In particular we focus on getting the loan structure right the first time, choosing which lenders to use in the right order (yes this is important) and finally getting our clients the best deal possible.
The benefits of a joint loan are that it may be easier for approval of a loan, as both applicants are assessed on their credit rating and financial history, so there is more income to be considered.
Other things to be taken into consideration are:
- - Relying on another person when it comes to repayments: The truth is, by entering into a loan with another person you are sharing responsibility and thus putting trust in someone to do half the job.
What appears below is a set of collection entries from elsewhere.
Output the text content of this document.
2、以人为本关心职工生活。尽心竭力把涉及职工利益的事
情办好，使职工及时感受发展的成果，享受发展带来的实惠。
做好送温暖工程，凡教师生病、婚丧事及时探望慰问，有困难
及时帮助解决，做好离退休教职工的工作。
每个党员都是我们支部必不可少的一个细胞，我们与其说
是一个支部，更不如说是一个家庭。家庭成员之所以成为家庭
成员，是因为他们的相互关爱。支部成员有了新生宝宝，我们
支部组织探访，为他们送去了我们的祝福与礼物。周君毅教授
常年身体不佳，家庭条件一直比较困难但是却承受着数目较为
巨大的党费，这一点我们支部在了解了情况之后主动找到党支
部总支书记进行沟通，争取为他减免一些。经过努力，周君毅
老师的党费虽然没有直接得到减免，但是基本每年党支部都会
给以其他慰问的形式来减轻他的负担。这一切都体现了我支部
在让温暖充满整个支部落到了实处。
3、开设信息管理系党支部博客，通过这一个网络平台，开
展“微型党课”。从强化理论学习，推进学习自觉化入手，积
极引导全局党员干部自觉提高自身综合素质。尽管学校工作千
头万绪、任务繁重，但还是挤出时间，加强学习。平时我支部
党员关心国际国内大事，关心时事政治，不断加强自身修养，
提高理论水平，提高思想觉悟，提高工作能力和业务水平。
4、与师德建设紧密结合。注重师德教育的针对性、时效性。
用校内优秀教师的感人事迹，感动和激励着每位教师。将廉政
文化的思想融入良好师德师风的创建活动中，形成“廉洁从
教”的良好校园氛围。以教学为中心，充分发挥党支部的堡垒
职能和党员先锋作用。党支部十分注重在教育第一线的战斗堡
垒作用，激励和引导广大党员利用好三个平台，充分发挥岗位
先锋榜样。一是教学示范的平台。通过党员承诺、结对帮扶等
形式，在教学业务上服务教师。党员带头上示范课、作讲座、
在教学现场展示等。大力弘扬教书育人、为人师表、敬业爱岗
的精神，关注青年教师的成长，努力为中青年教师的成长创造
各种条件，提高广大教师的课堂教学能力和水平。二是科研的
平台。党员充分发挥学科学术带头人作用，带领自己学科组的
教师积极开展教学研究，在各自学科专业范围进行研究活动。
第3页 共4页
The bad side of joint loans is if things go pear-shaped and the other person doesn’t pay down their share, which may mean you end up liable for the entire payment or even face legal action if the loan isn’t paid.
- - You may over-borrow: Just because you can borrow more (in the eyes of your lender) doesn’t mean you should. Don’t just enter a joint loan for the sake of being able to get a larger sum if you and your co-applicant will struggle to pay it off.
- - Your credit rating may worsen: Where you or your co-borrower miss repayments or default on your loan, it will negatively impact both your credit scores. As mentioned above, you are trusting someone else to make repayments to help keep both yours and their credit rating healthy.
- - It may impact the relationship you have with your co-applicant: It’s no secret that money can ruin relationships, and joint personal loans are no exception. Before entering into the loan, ensure you have had the right conversations with your co-applicant and are confident you both understand the joint responsibility that comes with it.